Na verdade, não havia commercio mais licito e mais lucrativo!
Quaes seriam os lucros dos negociantes, que por sua propria conta e em navios seus importavam escravos das costas de Africa?!
Nem é bom pensar n'isso.
Os lucros provenientes do commercio de escravos brancos, importados das costas de Portugal, com o titulo protector de colonos, não são inferiores, convençam-se d'isso!

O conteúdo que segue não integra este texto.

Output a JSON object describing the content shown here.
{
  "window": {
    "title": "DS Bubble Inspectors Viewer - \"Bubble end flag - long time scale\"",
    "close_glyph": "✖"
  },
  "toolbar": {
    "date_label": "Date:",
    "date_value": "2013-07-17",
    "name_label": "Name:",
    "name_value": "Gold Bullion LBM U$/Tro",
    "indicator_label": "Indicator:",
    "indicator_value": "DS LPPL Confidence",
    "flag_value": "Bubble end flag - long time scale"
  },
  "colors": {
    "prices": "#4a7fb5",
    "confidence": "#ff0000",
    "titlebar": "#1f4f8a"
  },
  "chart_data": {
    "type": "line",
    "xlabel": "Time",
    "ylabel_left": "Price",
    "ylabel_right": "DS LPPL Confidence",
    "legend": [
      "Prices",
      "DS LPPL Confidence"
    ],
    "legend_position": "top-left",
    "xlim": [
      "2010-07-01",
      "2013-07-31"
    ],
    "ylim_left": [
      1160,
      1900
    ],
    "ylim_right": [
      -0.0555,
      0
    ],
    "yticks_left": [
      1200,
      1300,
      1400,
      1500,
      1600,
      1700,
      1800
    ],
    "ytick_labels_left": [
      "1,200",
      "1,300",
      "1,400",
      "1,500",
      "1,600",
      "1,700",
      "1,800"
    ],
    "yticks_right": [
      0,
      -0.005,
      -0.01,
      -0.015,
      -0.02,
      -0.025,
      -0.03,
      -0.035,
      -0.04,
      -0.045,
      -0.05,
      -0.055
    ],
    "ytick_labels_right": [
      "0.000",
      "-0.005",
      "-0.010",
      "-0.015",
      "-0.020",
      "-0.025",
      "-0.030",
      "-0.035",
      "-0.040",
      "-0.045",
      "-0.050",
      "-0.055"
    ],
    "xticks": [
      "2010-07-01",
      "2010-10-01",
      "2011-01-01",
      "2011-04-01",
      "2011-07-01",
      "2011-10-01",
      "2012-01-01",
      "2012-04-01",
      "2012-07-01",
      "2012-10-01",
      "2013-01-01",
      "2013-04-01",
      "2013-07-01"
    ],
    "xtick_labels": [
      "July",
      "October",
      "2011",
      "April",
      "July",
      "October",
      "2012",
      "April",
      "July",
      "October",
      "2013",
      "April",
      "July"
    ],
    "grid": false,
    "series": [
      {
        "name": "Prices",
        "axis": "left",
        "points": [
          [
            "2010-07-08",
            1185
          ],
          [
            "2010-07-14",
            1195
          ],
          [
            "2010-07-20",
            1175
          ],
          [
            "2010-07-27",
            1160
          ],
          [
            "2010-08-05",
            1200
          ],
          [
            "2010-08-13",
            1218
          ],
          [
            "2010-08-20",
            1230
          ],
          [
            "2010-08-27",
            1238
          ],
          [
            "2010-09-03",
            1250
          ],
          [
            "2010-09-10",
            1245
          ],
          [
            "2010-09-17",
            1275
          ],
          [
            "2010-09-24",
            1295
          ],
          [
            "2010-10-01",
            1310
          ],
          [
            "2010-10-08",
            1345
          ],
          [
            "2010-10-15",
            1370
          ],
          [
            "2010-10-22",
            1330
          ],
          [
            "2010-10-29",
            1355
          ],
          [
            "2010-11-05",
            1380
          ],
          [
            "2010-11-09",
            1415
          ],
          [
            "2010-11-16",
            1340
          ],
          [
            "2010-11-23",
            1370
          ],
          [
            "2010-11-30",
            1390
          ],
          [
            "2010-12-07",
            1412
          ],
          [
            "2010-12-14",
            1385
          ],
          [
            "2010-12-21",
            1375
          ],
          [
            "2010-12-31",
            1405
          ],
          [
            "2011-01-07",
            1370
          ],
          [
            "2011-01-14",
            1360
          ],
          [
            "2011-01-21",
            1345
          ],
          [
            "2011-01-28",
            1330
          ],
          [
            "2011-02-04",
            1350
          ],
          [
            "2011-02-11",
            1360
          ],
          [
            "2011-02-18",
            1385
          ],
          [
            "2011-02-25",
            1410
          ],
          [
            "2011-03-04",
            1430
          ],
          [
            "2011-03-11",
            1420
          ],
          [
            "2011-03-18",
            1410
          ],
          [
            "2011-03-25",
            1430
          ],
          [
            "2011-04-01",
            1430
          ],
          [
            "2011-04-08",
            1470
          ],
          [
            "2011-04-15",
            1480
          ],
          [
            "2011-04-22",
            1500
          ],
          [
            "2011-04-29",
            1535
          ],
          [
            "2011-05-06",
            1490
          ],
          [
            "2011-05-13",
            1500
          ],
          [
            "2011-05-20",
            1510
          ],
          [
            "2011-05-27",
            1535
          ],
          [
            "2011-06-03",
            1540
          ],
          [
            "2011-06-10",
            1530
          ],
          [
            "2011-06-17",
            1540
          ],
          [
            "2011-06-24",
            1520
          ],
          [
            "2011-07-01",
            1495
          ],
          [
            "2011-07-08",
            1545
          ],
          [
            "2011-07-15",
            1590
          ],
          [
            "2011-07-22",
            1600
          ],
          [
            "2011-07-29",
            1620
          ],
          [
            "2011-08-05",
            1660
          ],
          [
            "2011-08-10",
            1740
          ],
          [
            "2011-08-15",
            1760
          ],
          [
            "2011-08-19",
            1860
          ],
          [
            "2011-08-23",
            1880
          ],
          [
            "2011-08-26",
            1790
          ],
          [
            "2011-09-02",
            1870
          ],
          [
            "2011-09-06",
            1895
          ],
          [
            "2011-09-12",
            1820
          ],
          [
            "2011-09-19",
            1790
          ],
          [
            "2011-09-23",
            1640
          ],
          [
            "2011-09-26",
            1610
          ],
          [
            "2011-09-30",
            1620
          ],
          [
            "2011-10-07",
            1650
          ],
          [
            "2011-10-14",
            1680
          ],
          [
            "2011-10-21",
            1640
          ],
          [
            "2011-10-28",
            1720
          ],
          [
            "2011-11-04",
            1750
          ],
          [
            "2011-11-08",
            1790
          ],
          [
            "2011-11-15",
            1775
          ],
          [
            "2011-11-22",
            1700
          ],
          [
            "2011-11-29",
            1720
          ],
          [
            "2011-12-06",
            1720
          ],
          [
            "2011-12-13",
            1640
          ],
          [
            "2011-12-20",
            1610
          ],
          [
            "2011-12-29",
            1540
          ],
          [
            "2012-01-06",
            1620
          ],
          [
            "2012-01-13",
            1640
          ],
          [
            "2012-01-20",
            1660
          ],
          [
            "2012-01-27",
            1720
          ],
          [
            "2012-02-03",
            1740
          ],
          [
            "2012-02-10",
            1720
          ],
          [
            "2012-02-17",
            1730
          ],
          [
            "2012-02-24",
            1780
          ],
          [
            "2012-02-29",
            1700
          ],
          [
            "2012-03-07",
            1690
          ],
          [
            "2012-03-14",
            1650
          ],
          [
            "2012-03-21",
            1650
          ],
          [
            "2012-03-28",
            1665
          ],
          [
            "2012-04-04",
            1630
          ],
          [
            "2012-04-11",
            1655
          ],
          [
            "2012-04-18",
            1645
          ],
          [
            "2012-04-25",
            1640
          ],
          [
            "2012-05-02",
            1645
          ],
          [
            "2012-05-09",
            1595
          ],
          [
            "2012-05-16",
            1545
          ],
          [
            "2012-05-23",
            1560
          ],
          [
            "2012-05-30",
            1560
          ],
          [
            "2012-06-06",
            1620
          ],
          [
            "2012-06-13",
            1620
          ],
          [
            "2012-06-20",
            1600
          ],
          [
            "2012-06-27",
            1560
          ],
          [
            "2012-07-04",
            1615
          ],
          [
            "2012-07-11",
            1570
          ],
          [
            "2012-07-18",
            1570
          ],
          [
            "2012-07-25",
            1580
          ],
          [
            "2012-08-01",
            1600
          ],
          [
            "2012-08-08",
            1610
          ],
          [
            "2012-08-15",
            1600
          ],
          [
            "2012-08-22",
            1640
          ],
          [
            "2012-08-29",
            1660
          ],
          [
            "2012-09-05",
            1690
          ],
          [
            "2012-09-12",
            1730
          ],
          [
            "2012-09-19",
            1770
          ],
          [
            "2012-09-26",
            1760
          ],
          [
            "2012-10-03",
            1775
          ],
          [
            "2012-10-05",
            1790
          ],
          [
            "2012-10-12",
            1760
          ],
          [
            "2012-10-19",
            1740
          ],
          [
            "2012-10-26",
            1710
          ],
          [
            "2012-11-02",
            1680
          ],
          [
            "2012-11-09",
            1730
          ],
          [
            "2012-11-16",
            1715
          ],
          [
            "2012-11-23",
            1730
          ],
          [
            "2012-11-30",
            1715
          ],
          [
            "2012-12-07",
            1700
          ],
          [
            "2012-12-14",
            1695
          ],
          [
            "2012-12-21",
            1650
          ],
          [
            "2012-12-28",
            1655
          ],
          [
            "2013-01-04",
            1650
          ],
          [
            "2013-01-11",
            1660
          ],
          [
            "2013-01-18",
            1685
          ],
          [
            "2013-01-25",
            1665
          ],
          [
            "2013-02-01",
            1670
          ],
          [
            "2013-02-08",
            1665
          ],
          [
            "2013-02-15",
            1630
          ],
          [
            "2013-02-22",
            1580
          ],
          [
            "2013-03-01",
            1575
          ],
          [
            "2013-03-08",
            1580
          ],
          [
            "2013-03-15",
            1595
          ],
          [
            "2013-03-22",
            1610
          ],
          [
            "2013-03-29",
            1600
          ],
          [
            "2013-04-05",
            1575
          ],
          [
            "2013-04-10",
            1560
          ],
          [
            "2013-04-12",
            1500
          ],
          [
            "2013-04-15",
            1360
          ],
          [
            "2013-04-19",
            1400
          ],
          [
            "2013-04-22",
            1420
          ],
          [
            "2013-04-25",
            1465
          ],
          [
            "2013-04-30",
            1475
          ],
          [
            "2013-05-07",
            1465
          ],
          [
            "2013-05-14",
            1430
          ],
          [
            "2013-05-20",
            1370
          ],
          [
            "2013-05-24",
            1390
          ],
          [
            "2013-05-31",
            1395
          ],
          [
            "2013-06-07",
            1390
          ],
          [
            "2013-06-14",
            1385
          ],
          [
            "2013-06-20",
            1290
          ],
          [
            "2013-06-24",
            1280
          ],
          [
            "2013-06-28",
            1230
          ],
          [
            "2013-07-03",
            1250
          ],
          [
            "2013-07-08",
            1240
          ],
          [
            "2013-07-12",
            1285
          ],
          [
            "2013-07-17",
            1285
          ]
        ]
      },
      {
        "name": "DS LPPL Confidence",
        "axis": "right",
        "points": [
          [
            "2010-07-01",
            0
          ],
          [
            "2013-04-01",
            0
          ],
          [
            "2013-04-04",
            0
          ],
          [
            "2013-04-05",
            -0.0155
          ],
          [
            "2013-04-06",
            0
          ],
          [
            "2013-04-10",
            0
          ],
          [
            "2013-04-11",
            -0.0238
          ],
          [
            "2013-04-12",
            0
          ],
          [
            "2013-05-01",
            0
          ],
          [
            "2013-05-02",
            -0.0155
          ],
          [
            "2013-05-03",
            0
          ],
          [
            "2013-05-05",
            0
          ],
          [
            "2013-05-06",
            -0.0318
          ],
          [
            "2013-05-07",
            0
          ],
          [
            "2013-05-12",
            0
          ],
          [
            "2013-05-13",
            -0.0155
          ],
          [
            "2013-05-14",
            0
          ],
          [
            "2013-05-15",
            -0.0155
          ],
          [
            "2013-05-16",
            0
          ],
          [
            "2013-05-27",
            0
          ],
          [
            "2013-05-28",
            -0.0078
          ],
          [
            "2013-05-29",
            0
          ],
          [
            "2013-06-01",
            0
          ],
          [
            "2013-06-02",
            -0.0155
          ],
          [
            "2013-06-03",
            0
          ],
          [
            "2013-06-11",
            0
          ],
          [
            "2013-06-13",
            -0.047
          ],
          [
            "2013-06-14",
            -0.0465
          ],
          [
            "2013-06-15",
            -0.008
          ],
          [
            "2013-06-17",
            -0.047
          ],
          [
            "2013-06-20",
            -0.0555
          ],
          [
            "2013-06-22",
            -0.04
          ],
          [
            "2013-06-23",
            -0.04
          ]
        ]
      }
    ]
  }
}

Os portuguezes, como começamos a ver e não nos cansaremos de examinar são aqui contractados pelos engajadores, por um certo praso de tempo, o sufficiente para que os colonos paguem a passagem e mais despezas. Findo esse tempo, póde-se dizer que o portuguez exhausto não deve nada ao engajador, locatario, roceiro, negociante ou capitão do navio que o transportára para as plagas brazileiras; mas em compensação, é levado para o hospital beneficente portuguez; e d'alli, se melhora, é conduzido a Portugal, talvez que pelo mesmo navio que outr'ora o conduzira; porém, d'esta vez, o capitão já não fia a passagem: o producto de uma subscripção publica satisfaz as suas exigencias de traficante!
V
Falla o consul de Pernanbuco:
«Ha nos contractos que aqui se me têem apresentado, não só falta de clareza, mas condições inexequiveis e até illegalidades.
«Os ultimos contractos que aqui me appareceram foram os de uns sessenta colonos, vindos do Porto no brigue portuguez Trovador. Estes contractos vem em publica fórma e sem reconhecimento do respectivo consul. Não sei portanto se são falsos ou verdadeiros.